KCI is owned and operated by Kansas city Aviation Department, an enterprise fund department of the municipality of Kansas City. Since no general tax refunds are used to supplement KCI's revenue stream from its own tenants and users, the need to remain within tight budget limitations was paramount. Compounding the matter were all the procedural hoops for adding any new system to the original spec. As Burns & MacDonald, the main contractor, began work on the major projects, they became increasingly interested in retrofitting a full-featured submetering system. Answering the call was Langhorne, PA-based E-Mon, LLC, manufacturer of the well-known E-Mon D-Mon line of submetering products and services. E-Mon's Kansas City Rep, Pat Saviano of C & O Electric Sales, pulled out all the stops to provide in-depth educational seminars that absolutely convinced Burns & MacDonald and the KCI operations folks of the need for submetering.
Submetering Project Goals Defined
KCI, joined by M&M, urged Saviano's help in recommending a submetering system that would alleviate tenant objections to the existing general apportionment of the electric charges by individually tracking the electrical usage of each tenant. Enlisting the aid of the M.E. Group of Kansas City to prepare the submetering bid documents, the project goals were defined as:
- Allocate power costs fairly to the tenants and reduce the costs associated with manual billing and tenant disputes
- Ensure compliance with legislative mandates such as the Energy Policy Act of 2005 (EPACT.)
Pilot Project Tests Concept
In addition to providing the detailed information for the preparation of the engineering design, Saviano set up the initial pilot project using four meters and software to prove the viability of the concept. Pilot project results gave KCI operations and the consulting engineers the confidence to aggressively pursue the full submetering system implementation. French Gerleman, E-Mon's local electrical distributor, quoted the necessary equipment to R.F. Fisher Electrical Contracting who performed the install and start-up at the KCI site.
Full Project Details
The final design employed more than 100 Class 3000 E-Mon D-Mon meters communicating with the central monitoring location via the facility's Ethernet backbone. The system's E-Mon Energy software allowed KCI management to generate individual tenant bills that were no longer based on some arbitrary, intruistically unfair, measure of square footage. Instead, tenant bills were now based on actual power usage and allocated common areas. The major application was on the gates and jet bridges used by the airlines. Since that time, additional meters have been installed in KCI's consolidated rental car facility to track and allocate those costs as well.

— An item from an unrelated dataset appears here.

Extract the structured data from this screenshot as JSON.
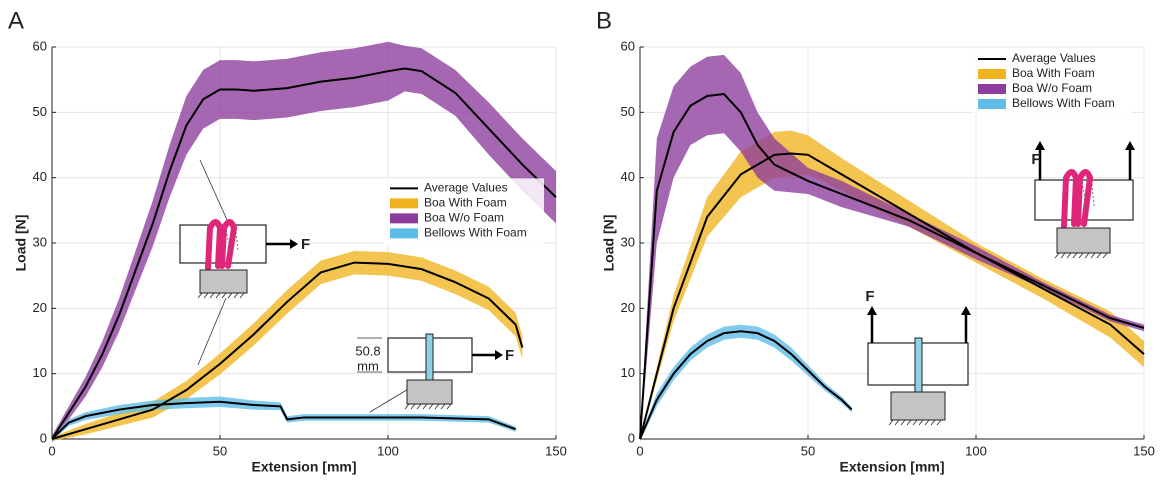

Through accurate metering of actual energy usage, KCI's previous billing problems have disappeared. With the historical data that submetering provides, tenants can now see their actual energy usage, resulting in the complete elimination of customer complaints. One unanticipated side-benefit was the labor savings that KCI realized when processing monthly tenant invoices. Once an account is set up, the E-Mon Energy software quickly calculates the invoice for each tenant every month. Reports and spreadsheets are easily output through the software as a back-up for any detailed discussion with a tenant.
As for the second project goal, KCI operations are now equipped to meet federal regulatory mandates for energy monitoring.